The 2025 Refinancing Term Loans mature on December 19, 2030 and the refinanced revolving loans mature on December 19, 2028. Interest will accrue at either Term SOFR + 2.50% or an alternate base rate plus 1.50%. The term loans amortize in equal quarterly installments of 0.25% of original principal beginning with the quarter ending September 30, 2025. Voluntary prepayments are permitted without penalty except a 1.00% call premium for certain repricing events within six months. The full amendment is filed as Exhibit 10.1.
Positive
- $1,383 million new term loan tranche replaces existing term loans in full, simplifying debt structure
- Refinanced revolver and term loans extend maturities to Dec 19, 2028 (revolver) and Dec 19, 2030 (term loans), reducing near-term refinancing risk
- Voluntary prepayments permitted without penalty, preserving flexibility for early debt reduction
Negative
- Scheduled amortization of 0.25% quarterly begins in the quarter ending Sept 30, 2025, increasing near-term cash outflows for principal
- Loans bear variable interest (Term SOFR +2.50% or alternate base +1.50%), exposing interest expense to market rate changes
- 1.00% call premium applies to certain repricing events within six months, limiting cost-free repricing in the near term
Insights
TL;DR: Refinancing replaces prior term loans and revolver with $1.383B of new term debt and extends maturities to 2028–2030.
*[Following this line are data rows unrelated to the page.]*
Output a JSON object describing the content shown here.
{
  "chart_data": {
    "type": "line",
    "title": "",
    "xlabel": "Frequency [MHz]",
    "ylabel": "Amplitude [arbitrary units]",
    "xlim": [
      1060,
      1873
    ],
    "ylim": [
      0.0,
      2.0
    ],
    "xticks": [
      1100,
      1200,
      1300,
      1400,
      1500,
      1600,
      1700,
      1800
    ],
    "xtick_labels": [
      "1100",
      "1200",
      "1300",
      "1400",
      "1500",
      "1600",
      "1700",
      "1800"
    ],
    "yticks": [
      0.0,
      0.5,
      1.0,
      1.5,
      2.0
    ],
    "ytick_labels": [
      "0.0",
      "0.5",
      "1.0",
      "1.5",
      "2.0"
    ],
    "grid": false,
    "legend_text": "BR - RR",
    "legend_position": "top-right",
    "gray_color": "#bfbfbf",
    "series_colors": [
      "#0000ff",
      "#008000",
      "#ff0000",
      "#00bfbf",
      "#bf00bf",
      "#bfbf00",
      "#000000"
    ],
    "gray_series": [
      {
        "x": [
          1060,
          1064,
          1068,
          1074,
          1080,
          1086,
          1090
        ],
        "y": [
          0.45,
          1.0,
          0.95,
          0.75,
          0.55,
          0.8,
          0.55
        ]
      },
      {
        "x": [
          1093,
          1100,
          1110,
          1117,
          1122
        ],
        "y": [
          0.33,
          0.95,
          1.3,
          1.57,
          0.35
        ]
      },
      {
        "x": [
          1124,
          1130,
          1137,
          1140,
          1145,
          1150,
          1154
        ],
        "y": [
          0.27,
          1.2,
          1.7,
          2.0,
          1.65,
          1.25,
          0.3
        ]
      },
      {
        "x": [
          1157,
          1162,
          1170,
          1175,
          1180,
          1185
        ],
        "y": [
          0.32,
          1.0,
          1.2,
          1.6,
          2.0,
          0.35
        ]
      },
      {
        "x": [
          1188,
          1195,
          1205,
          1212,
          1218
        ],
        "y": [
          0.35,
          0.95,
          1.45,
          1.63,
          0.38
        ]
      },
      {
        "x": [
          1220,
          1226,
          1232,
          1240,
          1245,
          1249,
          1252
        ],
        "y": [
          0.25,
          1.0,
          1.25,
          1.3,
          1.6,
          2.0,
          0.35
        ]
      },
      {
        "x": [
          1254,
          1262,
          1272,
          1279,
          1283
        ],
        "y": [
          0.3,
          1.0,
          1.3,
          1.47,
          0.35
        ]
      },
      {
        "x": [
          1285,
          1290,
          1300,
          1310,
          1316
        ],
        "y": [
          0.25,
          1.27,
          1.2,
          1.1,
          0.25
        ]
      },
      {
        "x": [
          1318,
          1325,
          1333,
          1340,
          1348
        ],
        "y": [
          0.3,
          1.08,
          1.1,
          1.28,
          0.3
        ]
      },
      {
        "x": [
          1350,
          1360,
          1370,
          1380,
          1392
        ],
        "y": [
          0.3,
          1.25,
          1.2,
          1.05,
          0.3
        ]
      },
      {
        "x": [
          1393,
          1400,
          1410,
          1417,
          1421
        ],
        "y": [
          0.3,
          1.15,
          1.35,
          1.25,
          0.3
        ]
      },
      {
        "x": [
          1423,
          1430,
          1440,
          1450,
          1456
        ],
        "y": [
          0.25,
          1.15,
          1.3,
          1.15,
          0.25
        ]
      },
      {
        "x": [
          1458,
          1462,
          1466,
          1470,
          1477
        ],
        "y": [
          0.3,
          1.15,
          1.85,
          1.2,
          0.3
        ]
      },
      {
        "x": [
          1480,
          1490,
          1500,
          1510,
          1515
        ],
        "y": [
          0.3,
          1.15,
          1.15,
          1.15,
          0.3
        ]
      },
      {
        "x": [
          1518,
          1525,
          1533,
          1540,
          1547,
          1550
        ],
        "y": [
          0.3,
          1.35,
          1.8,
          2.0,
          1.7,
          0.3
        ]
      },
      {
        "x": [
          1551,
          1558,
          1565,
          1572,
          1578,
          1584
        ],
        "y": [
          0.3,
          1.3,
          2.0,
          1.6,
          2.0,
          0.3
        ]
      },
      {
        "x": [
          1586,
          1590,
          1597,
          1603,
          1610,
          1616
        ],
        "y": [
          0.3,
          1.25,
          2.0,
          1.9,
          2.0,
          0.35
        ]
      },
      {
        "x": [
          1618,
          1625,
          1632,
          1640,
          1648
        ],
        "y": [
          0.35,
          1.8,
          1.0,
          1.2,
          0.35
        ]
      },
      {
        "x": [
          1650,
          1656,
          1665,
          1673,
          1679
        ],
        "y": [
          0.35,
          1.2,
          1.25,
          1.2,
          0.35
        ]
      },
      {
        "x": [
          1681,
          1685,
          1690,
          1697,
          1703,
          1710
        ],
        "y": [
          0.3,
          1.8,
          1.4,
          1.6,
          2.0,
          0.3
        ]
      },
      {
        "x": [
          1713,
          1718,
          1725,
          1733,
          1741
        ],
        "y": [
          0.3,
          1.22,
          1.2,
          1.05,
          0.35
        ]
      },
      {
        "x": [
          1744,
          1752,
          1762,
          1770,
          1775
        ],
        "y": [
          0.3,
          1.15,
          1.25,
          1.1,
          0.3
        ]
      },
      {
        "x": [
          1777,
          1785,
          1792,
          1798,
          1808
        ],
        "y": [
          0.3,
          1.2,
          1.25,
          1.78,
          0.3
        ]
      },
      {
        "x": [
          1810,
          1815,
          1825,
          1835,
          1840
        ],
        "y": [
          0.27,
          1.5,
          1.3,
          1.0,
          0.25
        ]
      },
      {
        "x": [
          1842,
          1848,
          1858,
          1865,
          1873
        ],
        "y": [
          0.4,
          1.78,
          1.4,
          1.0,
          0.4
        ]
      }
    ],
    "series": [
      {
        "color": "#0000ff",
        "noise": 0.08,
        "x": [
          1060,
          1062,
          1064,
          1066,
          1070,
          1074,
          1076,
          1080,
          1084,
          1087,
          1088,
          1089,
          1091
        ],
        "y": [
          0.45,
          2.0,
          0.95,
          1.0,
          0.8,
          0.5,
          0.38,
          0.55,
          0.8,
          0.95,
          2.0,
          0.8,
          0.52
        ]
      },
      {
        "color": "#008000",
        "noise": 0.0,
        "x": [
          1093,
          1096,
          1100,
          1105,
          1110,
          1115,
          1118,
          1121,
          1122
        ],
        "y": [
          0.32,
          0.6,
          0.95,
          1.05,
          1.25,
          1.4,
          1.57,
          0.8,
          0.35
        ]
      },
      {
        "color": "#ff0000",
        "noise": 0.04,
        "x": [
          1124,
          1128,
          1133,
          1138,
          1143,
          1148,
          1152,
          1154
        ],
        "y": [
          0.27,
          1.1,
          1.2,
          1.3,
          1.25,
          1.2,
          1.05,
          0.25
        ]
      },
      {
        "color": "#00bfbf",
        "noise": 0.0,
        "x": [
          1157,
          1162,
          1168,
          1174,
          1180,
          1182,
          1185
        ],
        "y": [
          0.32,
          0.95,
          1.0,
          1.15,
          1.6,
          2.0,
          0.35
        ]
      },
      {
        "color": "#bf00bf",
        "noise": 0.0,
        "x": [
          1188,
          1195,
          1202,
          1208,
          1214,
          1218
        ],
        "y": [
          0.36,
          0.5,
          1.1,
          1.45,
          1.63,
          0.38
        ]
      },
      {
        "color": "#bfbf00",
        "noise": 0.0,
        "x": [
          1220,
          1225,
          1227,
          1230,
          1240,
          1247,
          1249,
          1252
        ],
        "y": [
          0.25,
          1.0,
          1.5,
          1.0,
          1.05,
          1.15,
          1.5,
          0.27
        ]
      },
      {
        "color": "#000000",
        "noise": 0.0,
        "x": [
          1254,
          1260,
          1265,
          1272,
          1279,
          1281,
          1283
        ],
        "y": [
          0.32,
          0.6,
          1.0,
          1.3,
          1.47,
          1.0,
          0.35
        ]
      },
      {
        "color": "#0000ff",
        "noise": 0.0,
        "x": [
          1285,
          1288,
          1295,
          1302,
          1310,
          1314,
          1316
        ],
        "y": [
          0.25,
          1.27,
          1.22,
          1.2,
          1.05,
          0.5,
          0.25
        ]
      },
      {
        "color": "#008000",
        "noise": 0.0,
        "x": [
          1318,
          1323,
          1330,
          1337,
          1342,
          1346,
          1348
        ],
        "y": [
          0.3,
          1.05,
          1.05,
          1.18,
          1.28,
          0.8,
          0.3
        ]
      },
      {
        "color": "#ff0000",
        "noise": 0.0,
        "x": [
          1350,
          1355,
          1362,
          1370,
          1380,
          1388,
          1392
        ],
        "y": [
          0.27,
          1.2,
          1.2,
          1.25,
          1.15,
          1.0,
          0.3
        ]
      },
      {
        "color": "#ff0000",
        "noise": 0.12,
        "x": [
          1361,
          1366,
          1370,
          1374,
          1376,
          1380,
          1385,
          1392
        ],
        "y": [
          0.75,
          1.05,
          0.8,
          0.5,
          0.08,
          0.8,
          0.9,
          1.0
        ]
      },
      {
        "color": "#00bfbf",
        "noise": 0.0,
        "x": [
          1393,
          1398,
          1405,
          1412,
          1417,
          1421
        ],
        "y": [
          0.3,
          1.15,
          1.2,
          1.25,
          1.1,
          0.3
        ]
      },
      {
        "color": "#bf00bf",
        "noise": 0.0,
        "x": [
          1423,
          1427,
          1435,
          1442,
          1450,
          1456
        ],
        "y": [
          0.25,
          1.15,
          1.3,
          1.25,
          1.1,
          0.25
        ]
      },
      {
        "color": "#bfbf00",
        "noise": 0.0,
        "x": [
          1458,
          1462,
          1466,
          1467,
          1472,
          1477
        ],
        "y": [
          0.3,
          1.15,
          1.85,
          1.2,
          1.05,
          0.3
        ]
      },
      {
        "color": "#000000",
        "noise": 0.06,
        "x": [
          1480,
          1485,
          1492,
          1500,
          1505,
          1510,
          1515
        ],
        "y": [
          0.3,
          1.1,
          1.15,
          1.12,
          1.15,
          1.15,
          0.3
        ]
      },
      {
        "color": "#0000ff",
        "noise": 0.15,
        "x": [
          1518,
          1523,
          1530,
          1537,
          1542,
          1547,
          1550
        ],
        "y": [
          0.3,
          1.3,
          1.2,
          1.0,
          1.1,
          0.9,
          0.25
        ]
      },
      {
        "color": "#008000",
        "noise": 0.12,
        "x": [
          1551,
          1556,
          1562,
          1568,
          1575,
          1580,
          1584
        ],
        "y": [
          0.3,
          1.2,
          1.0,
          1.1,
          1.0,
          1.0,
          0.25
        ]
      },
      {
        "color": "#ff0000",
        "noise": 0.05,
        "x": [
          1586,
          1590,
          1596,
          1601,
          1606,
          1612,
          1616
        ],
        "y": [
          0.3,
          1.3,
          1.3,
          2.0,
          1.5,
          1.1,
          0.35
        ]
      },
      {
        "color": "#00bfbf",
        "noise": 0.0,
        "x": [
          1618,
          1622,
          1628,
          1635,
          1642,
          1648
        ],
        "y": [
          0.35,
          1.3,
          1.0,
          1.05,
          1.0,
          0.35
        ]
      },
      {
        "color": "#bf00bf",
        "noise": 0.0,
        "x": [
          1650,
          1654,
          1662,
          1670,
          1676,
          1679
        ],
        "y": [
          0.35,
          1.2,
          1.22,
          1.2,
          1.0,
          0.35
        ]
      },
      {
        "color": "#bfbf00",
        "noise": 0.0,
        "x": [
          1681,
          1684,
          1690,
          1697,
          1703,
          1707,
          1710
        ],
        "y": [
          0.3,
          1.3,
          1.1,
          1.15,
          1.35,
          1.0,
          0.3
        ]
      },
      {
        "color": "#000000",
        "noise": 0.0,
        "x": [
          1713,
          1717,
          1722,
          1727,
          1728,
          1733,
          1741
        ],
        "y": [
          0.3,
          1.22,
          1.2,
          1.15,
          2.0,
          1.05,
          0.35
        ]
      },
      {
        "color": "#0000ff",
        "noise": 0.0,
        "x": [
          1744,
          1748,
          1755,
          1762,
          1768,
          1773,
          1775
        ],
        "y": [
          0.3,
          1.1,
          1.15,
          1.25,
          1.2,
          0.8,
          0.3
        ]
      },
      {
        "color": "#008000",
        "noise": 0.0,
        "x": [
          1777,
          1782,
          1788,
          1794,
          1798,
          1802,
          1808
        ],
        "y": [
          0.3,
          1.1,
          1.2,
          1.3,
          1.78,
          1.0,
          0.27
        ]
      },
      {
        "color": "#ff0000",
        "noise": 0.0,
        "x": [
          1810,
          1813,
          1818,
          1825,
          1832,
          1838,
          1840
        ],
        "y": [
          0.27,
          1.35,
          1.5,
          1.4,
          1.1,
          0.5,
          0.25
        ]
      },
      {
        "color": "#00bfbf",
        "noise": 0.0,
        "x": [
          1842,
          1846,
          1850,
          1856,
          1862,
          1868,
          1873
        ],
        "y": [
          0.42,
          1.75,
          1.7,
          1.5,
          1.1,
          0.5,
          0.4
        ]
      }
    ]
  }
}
The Second Amendment materially alters the company’s capital structure by consolidating outstanding term debt into a new $1,383 million tranche and refinancing revolving commitments. Extending the term maturity to December 19, 2030 and the revolver to December 19, 2028 reduces near-term refinancing risk and spreads principal repayments over a longer horizon. Mandatory amortization of 0.25% quarterly begins in Q3 2025, creating predictable but incremental cash outflows. Interest is variable (Term SOFR +2.50% or alternate base +1.50%), maintaining exposure to market rate movements. The amendment permits voluntary prepayments without penalty aside from a limited early call premium, preserving flexibility.
TL;DR: The amendment is a material financing event that both reduces near-term maturity pressure and introduces scheduled amortization and variable-rate cost.
This agreement is significant and investor-relevant because it refinances all prior term loans and the revolver into the 2025 Refinancing Loans, locking in new contractual terms. The stated amortization schedule and interest spread define future cash interest and principal obligations. Availability of voluntary prepayments without premium (subject to limited repricing exceptions) offers operational flexibility. The exhibit filing should be reviewed for covenants, collateral, and any changes to financial maintenance requirements, which are not detailed in this summary.